Dans "Mesure pour Mesure" de William Shakespeare, un Duc, sorte d’autocrate éclairé, règne sur Vienne. Il annonce son désir de partir en voyage et il confie sa charge à l’irréprochable et très moral fonctionnaire Orlando. Sitôt nommé régent, Orlando applique les moindres lois avec une poigne de fer, condamnant à mort le jeune Claudio pour acte de fornication avec une femme célibataire.

Mais le Duc n’est pas parti: déguisé en moine, il observe tout, écoute les commentaires et découvre que son régent ne suit pas les lois qu’il impose aux autres. Pire, Orlando fait chanter la jeune sœur de Claudio, une vertueuse qui se destine au couvent: Claudio pourrait avoir la vie sauve si elle veut bien coucher avec le régent. La jeune fille résiste et le Duc veille. Ou plutôt ses caméras dans cette version moderne de Karim Bel Kacem.

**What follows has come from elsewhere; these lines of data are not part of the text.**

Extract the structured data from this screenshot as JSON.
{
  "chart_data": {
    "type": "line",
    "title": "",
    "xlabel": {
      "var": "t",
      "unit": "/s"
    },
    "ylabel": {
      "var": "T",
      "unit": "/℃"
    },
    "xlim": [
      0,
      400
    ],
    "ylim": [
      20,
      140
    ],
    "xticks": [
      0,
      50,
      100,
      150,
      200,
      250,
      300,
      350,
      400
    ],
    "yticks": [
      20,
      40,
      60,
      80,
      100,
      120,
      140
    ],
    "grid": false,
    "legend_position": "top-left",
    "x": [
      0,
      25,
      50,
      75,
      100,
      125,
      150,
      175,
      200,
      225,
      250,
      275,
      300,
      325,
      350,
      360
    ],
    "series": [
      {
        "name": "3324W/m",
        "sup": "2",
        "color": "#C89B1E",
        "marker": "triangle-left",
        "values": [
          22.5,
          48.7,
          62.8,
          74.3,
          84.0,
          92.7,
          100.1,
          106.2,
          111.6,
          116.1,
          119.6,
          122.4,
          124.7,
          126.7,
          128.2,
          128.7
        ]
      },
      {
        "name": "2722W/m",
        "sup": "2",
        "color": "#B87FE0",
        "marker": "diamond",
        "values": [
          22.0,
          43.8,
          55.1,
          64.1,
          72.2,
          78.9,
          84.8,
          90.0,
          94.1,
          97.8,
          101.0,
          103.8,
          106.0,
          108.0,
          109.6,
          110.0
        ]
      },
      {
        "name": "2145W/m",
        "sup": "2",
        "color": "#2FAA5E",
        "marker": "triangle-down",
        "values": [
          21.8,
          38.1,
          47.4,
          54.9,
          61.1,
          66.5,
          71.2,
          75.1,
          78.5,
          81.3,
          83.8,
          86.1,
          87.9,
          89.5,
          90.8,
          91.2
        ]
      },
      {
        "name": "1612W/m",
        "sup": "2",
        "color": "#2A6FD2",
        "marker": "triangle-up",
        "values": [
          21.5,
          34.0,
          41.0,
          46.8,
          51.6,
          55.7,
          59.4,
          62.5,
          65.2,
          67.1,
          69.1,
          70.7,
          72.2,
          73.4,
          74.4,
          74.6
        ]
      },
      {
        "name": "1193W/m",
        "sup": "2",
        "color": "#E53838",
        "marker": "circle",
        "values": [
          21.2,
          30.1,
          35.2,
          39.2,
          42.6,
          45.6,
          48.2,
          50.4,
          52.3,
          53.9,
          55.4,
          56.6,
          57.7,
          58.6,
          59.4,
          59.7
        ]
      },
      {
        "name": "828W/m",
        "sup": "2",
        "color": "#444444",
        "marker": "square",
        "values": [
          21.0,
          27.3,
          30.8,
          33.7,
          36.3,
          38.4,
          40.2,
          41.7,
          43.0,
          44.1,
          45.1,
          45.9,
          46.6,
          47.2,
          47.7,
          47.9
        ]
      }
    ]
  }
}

Acteur connu également par le cinéma, Yann Collette excelle dans le rôle de ce Duc manipulateur alors que Thibaut Evrard, aperçu récemment en bête de scène dans la pièce "En Manque" de Vincent Macaigne, campe un régent glaçant de dureté et d’hypocrisie. On notera aussi la performance à fleur de peau de la bonne sœur, incarnée par Anne-Clotilde Rampon qui se jette contre les vitres du parloir de la salle des supplices.